Some images allegedly found in Traband’s possession depict naked male children between the ages of 3 and 13 being sexually assaulted and abused.

“Those who possess child pornography contribute to the appalling and repulsive exploitation of innocent children,” Copeland said in a prepared release. “In partnership with our local police, CID detectives and forensic analysts, our ICAC Task Force actively works on a daily basis to locate and arrest these individuals to ensure the safety of our children.”

A second offense conviction carries a 25 year prison term, according to Emily Harris, spokeswoman for the district attorney’s office.

The investigation was led by Detective Sgt. Kenneth Bellis of the District Attorney’s Criminal Investigation Division and the Pennsylvania Internet Crimes Against Children Task Force and Delaware County Adult Probation and Parole. 

According to the district attorney’s office, Traband was on probation on July 9  when officers from Adult Probation and Parole conducted a home compliance check at his residence in Upland.

"As agents knocked at both front and rear doors Agent Carissa Tillotson looked through the rear door and saw Traband enter a bathroom behind the kitchen. Approximately 10 seconds later, Traband exited the bathroom and opened the door to let the agents inside,” the release states. “Agent Justin Lewis and Agent Frank Shannon searched the bathroom and inside a container of dry dog food, Agent Lewis located a cellular telephone with a piece of tape covering the camera.

“Agent Lewis viewed the cellphone and located a Facebook application that opened to a page with multiple pictures of shirtless adolescent males. Traband admitted to Agent Lewis that the cellular telephone contained child pornography and he was taken into custody,” the release states.

A forensic examination of the cell phone was conducted by CID Detective Chris Tankelewicz.

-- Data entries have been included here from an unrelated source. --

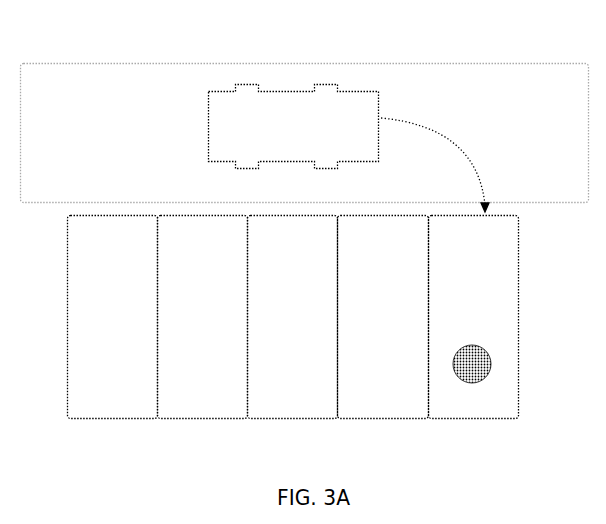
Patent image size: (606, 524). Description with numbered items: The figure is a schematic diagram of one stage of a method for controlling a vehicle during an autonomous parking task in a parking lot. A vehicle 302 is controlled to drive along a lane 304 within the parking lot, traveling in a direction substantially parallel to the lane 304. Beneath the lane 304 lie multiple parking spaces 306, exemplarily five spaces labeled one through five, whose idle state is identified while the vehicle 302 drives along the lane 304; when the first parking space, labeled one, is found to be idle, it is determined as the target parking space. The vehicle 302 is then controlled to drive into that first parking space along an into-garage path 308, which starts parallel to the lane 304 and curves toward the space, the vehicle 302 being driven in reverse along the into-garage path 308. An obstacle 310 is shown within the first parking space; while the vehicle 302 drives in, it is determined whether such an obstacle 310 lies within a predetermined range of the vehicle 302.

The vehicle 302 is at (285, 91).
The lane 304 is at (503, 63).
The parking spaces 306 is at (519, 318).
The into-garage path 308 is at (455, 141).
The obstacle 310 is at (490, 361).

As a result, “numerous images of child pornography, with the majority of the images depicting naked male children between 3 and 13 years old exposed in a sexual manner,”  the release states. “Some of the images depict the minor boys being sexually assaulted.”

Further forensic analysis of the phone confirmed that the defendant, under an alias, portrayed himself to be a 14-year-old male and shared more than 25 images of child pornography with three different Facebook users.

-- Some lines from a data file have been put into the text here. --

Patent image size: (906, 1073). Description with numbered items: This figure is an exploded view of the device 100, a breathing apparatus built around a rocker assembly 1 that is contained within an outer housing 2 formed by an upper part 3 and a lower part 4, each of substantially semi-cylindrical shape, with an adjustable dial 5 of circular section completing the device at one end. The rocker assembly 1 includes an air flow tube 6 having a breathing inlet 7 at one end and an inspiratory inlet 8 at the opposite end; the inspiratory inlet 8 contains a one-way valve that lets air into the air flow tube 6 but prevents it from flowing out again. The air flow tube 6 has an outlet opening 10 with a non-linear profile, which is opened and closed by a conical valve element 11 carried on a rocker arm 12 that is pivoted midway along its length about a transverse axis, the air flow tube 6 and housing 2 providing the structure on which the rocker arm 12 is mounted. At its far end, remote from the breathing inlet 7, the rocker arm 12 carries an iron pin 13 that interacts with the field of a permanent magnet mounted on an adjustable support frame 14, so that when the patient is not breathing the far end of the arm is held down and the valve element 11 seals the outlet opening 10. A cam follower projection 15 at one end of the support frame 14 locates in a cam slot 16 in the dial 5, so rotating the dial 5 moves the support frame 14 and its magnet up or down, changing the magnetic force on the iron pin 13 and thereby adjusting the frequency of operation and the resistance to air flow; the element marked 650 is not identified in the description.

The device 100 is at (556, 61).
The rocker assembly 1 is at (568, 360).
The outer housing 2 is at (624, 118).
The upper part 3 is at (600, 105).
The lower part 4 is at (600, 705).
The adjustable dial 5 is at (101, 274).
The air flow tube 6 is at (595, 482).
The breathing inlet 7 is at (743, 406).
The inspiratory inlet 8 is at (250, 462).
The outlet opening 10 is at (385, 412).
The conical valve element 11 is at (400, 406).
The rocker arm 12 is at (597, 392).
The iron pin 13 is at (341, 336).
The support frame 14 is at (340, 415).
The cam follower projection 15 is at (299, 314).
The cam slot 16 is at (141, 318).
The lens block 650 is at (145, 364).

Harris said search warrants had been conducted on the other Facebook accounts. All three are outside the United States and were referred to the FBI. Some had previously been reported, Harris said.

Traband has been remanded to the county prison in Concord after failing to post 10 percent of $250,000 bail. He is scheduled to appear before Magisterial District Judge Charles G. Nistico for a preliminary hearing Sept. 6.

In October 2015, Traband entered a negotiated guilty plea on child pornography and criminal use of communication facility, both third degree felony offenses. He was sentenced to serve a maximum of 23 months in IPP, an intermediate punishment program, and a maximum of five years of probation. Sometimes an alternative to jail, it may also include weekend incarceration, incarceration with work release, as well as constant supervision, community service, treatment or electronic monitoring.

According to information provided by Harris, Traband’s IPP included DNA testing, sex offender registration, psychosexual evaluation, 20 48-hour periods of incarceration, and 140 days of electronic home monitoring.

It was not known if Traband had retained an attorney.